Ezra Furman - Suck the blood from my wound
The term "Americana" is a difficult one, just like "indie" it doesn't labels a music genre, but a style that represents the roots of the United States rural identity, so while it is mostly associated with country and folk, since Bob Dylan it was very clear that rock music was key on the making of Americana music. But no matter which side we analyze, Americana has been a mirror of the racial and gender issues that are still an important issue in American society, and that have paved the way for bigots to get to power.
The men in Americana are always white and straight, roughened up by the difficult life in the road. Some artist, like Dylan or Springsteen, have issued strong denounces of the American society that they belong to (sometimes with a wrong interpretation of their lyrics), but that hasn't opened significative ways for the expression of different voices that deconstruct that monolithic male Americana identity, that some times borders in toxicity.
Hence, the importance of a musician like Ezra Furman. With an unapologetic Springsteen influence, Furman takes the roots of blues, country and rock and roll to create an energetic sound that defies authority and ask to be played in loud speakers. But as a queer musician, Furman goes beyond and his music is presented as a true revolutionary act that transgress cultural identities and ideologies. Furman is not only a working class man that is oppressed by the laws of the powerful ones, he is also an outcast that is rejected by his peers. He is not a speaker for the masses, he is an itching scab for them.
Like the most stereotypical Americana songs, Suck The Blood From My Wound is a cinematic narration of a road trip; but unlike most of those classic songs (and even the modern takes on the topic, think of Lana del Rey's Drive or The War on Drugs' Thinking of a Place), this road trip doesn't come as a romanticized way to find oneself, the characters in Furman's song drive at high speed through the desert because they are escaping of an oppressive social system that threatens their freedom to be themselves.

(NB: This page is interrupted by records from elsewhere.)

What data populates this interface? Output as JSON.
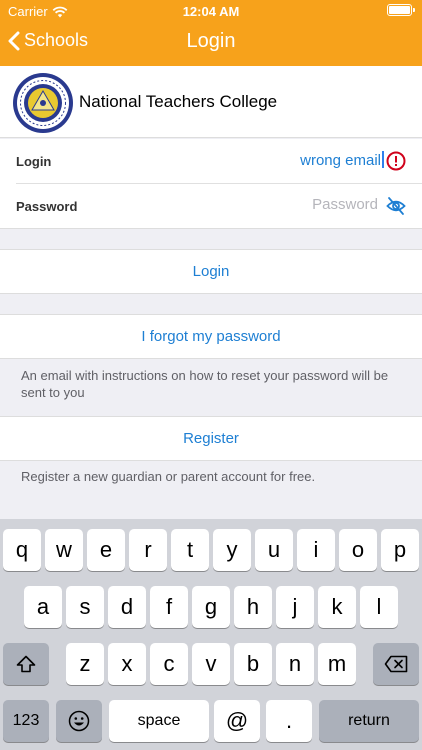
{
  "status_bar": {
    "carrier": "Carrier",
    "time": "12:04 AM"
  },
  "nav": {
    "back_label": "Schools",
    "title": "Login"
  },
  "school": {
    "name": "National Teachers College"
  },
  "login_field": {
    "label": "Login",
    "value": "wrong email"
  },
  "password_field": {
    "label": "Password",
    "placeholder": "Password"
  },
  "login_button": {
    "label": "Login"
  },
  "forgot": {
    "label": "I forgot my password",
    "note": "An email with instructions on how to reset your password will be sent to you"
  },
  "register": {
    "label": "Register",
    "note": "Register a new guardian or parent account for free."
  },
  "keyboard": {
    "row1": [
      "q",
      "w",
      "e",
      "r",
      "t",
      "y",
      "u",
      "i",
      "o",
      "p"
    ],
    "row2": [
      "a",
      "s",
      "d",
      "f",
      "g",
      "h",
      "j",
      "k",
      "l"
    ],
    "row3": [
      "z",
      "x",
      "c",
      "v",
      "b",
      "n",
      "m"
    ],
    "numbers_label": "123",
    "space_label": "space",
    "at_label": "@",
    "dot_label": ".",
    "return_label": "return"
  },
  "colors": {
    "accent": "#f7a21b",
    "link": "#1e7fd3",
    "error": "#d0021b"
  },
  "icons": {
    "error": "error-circle-icon",
    "visibility": "eye-slash-icon"
  }
}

Furman creates a fictional world where a human is transitioning into an angel and is subjected to painful medical therapies to stop his condition, as a metaphor of how queer people have been historically submitted to inhuman acts because of their identities, and as a direct criticism to both transphobia and gay conversion therapy. For his characters, the only way out of their oppression in a society of sick moralism is running away, as Furman shouts "Angel, don't fight it, to them you know we'll always be freaks". He shows us imagery of blood, medical equipment, and suffering, but he knows that that kind of hurt could be temporal if we have love to fight and heal. Crossing a state line in the history of music music might have never been as liberating (in its broader sense) than it is in this song.